Tuesday, January 27, 2015

BOO-YAH!



It’s estimated that identity theft costs society billions of dollars a year.  But I believe an even bigger problem is when we steal our own identities.  When we pretend to be someone we’re not, we lose the energy and focus to pursue our own passions and dreams.  We become so busy trying to fit in or please other people that we lose sight of what really matters to us.  This week’s story is about living a truly authentic life…

Stu was born on Chicago’s South Side.  When he was seven, his family moved to Winston-Salem, North Carolina.  It was a jarring change in culture.

Stu got a hard time from some of the other black kids at his school, who accused him of “talking white.”  In truth, he just spoke with the Midwestern accent of his Chicago home.  Even so, the experience showed Stu how quickly people could focus on anything that looked or sounded different and didn’t fit their idea of what was okay.

Stu attended college at the University of North Carolina, where he played football, joined a fraternity, and worked at the student radio station.  He graduated with a degree in speech communications, and was hired soon after by a South Carolina TV station as a news reporter and weekend sports anchor.

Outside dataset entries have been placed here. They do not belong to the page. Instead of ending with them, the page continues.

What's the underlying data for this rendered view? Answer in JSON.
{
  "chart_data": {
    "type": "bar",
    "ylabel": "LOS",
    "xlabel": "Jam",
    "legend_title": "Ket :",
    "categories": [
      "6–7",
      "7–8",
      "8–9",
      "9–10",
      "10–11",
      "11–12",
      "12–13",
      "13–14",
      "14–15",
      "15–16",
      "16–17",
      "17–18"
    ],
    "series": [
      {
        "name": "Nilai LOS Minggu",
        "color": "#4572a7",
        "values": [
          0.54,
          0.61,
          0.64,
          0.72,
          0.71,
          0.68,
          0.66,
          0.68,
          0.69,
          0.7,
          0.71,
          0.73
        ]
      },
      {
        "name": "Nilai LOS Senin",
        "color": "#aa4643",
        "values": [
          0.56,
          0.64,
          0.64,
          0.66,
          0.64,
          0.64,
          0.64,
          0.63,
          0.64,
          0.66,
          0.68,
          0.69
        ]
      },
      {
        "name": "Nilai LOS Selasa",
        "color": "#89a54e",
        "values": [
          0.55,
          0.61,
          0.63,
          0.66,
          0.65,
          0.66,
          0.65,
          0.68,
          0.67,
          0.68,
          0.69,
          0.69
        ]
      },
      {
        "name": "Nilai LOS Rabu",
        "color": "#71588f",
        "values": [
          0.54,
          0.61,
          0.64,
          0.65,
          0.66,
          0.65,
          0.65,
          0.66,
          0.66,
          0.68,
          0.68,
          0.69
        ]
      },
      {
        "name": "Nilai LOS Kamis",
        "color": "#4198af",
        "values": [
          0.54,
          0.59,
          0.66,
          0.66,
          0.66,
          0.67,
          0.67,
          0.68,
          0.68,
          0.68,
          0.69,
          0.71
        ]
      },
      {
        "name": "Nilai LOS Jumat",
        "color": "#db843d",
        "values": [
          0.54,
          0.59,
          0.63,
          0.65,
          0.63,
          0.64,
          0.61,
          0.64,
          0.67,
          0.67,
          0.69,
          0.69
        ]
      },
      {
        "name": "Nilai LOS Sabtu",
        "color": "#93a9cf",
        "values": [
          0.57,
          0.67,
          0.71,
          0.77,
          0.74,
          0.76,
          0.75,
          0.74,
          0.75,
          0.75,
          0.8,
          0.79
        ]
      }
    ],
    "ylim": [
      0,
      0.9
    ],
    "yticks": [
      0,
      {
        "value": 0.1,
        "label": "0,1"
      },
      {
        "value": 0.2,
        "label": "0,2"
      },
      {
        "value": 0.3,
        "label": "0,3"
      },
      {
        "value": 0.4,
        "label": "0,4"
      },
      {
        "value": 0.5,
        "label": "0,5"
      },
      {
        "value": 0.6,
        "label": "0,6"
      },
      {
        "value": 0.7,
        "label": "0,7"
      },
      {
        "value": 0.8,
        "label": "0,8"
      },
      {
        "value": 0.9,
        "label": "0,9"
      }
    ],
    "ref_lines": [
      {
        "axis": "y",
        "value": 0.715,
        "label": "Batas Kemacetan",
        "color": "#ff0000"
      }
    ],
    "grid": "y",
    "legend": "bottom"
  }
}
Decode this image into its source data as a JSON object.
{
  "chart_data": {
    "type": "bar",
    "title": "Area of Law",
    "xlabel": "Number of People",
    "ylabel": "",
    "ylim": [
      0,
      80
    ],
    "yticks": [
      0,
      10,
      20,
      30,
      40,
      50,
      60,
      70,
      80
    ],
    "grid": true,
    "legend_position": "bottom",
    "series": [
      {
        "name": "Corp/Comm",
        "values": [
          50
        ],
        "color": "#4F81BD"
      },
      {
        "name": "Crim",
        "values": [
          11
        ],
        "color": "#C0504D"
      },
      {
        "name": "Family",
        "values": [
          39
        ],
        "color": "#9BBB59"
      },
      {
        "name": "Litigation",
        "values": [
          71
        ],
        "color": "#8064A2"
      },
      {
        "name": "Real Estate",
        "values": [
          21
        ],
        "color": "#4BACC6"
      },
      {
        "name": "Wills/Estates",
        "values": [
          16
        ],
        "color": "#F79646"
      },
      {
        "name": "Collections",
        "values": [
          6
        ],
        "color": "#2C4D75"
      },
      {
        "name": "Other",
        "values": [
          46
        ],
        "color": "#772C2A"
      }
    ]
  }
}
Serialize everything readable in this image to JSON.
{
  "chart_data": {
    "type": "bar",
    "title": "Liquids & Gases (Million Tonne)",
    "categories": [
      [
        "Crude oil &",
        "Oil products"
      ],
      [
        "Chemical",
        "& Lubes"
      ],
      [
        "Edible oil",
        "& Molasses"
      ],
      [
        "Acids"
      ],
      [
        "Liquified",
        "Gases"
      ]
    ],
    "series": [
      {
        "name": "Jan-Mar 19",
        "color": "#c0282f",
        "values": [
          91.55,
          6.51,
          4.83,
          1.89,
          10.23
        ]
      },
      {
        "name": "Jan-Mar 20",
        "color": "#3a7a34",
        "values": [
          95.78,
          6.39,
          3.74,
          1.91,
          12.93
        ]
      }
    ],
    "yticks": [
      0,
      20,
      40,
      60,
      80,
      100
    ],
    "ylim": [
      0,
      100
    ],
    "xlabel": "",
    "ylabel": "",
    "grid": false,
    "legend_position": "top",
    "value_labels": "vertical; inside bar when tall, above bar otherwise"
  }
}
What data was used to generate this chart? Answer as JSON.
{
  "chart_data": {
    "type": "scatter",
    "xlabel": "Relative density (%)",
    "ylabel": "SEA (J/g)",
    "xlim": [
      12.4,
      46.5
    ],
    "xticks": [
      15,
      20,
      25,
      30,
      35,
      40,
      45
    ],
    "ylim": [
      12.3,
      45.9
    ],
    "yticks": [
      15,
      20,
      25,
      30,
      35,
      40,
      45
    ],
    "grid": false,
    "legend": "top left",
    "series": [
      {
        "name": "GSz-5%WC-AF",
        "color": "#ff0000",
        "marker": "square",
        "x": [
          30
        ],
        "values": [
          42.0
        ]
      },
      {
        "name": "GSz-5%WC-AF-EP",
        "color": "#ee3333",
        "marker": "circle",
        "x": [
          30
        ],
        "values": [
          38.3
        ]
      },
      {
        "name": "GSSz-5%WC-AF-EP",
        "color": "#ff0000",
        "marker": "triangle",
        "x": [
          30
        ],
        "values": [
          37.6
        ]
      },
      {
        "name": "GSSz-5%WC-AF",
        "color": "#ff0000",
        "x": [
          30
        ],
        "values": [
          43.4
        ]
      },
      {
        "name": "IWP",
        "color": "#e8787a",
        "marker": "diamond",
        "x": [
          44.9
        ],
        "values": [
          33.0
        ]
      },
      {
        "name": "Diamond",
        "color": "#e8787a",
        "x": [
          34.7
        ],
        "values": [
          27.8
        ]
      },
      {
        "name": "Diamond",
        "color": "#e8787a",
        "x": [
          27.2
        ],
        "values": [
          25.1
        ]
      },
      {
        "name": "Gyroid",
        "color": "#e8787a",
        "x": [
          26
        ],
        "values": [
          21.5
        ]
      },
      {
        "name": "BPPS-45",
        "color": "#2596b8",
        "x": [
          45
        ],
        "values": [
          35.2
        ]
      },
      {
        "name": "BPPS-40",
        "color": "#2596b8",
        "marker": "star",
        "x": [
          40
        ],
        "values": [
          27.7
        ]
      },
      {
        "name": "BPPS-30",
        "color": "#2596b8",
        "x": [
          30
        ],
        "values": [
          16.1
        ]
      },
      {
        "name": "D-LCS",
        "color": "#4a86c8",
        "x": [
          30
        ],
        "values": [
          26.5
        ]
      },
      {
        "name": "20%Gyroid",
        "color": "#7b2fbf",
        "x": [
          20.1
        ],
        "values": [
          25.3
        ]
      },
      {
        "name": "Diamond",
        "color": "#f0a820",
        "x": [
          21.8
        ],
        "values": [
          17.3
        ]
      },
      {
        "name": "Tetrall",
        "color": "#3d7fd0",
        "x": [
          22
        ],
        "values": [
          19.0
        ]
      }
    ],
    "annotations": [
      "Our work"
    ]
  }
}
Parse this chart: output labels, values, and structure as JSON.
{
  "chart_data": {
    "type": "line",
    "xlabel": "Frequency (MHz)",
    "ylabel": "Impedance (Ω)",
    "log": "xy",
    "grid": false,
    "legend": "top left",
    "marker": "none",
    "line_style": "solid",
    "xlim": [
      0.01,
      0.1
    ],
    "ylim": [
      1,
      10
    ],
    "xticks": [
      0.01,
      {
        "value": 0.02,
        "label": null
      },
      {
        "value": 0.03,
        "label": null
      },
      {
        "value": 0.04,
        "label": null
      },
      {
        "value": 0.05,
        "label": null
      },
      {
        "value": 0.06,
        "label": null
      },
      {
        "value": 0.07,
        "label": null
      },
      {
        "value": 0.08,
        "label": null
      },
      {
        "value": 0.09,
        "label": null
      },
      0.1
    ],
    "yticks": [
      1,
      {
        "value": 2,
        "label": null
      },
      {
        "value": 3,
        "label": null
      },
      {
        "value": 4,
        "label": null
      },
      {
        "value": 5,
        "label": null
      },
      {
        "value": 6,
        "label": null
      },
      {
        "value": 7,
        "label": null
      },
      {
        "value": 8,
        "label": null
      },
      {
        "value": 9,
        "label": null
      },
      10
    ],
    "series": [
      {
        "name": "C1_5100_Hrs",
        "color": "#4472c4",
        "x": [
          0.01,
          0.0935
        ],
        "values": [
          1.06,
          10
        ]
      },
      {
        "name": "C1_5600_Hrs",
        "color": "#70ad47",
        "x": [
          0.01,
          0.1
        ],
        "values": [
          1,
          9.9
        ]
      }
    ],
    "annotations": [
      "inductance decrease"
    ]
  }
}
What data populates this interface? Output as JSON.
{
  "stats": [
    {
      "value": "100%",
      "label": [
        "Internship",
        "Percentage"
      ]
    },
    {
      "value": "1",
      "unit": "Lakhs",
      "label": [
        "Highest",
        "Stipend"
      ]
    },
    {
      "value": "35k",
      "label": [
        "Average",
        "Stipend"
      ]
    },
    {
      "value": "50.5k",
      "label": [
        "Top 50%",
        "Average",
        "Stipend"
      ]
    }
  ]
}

It was there, at his first job on television, that Stu coined the phrase, “cooler than the other side of the pillow,” describing a great sports play made under pressure.  It was just the beginning.  Over the next few years, Stu’s charisma, energy, and natural rhythm on camera continually turned heads as he moved from one small station to a slightly larger one.  It didn’t even matter what he was covering; at one point, he did a piece on a rodeo, and delivered it like it was game seven of the NBA finals.  At each stop on his career path, it was obvious to his co-workers that he was on his way to the top.

At the time, American sports fans who wanted the latest scores, news and gossip got them on ESPN’s SportsCenter program.  The show's format was simple:  two anchors, almost always conservatively-dressed white guys in their thirties, sat behind a desk and reported the latest sports news in the dry style that broadcast newsmen had used for decades.  They had their own personalities, but what they all had in common was a sense of detachment, as if to say, “Everyone relax, it’s just sports.”

Until Stu arrived, that is.  He was 28 years old when he made his debut on ESPN as one of the network's few African American personalities who hadn't been a professional athlete, but what was really different about Stu was his energy.  When he narrated highlights, his voice rose.  He got excited.  He reacted to a slam dunk or touchdown with an emphatic "boo-yah!"  He used words and phrases that weren’t heard on television, and, just by being himself, began to change the way people talked about sports.

Stuart “Stu” Scott was a guy from the rap generation who used the kind of banter and catch-phrases on the air that friends used while watching games.  He’d go from channeling a Baptist preacher to quoting Public Enemy.  His demeanor and quick wit made him a star at a network whose stars were usually athletes, and as hip-hop became part of the pop-culture mainstream, he became known as the man who put the hip-hop in sportscasting.

As Stuart's star rose, so did the resistance to his presence by people who resented his color, his style, and his generation.  But despite criticism and pushback from older sports fans and personalities, Stuart Scott didn’t stop being Stuart Scott.  He was authentically himself from the time he first went on the air to his final broadcast.  In being himself, he was representing the community of people that talked how he talked and saw what he saw.  And the fans loved him for it.

Stuart Scott died of cancer on January 4th, 2015.  The previous year, while in the midst of undergoing treatments that should’ve confined him to bed, Stuart accepted the Jimmy V award for his battle against the illness.  In his energizing acceptance speech he said, “When you die, it does not mean you lose to cancer. You beat cancer by how you live, why you live and in the manner in which you live." 

Stuart will be missed but we can all learn from his life and his words.  Discover who you are, and be the best version of yourself you possibly can.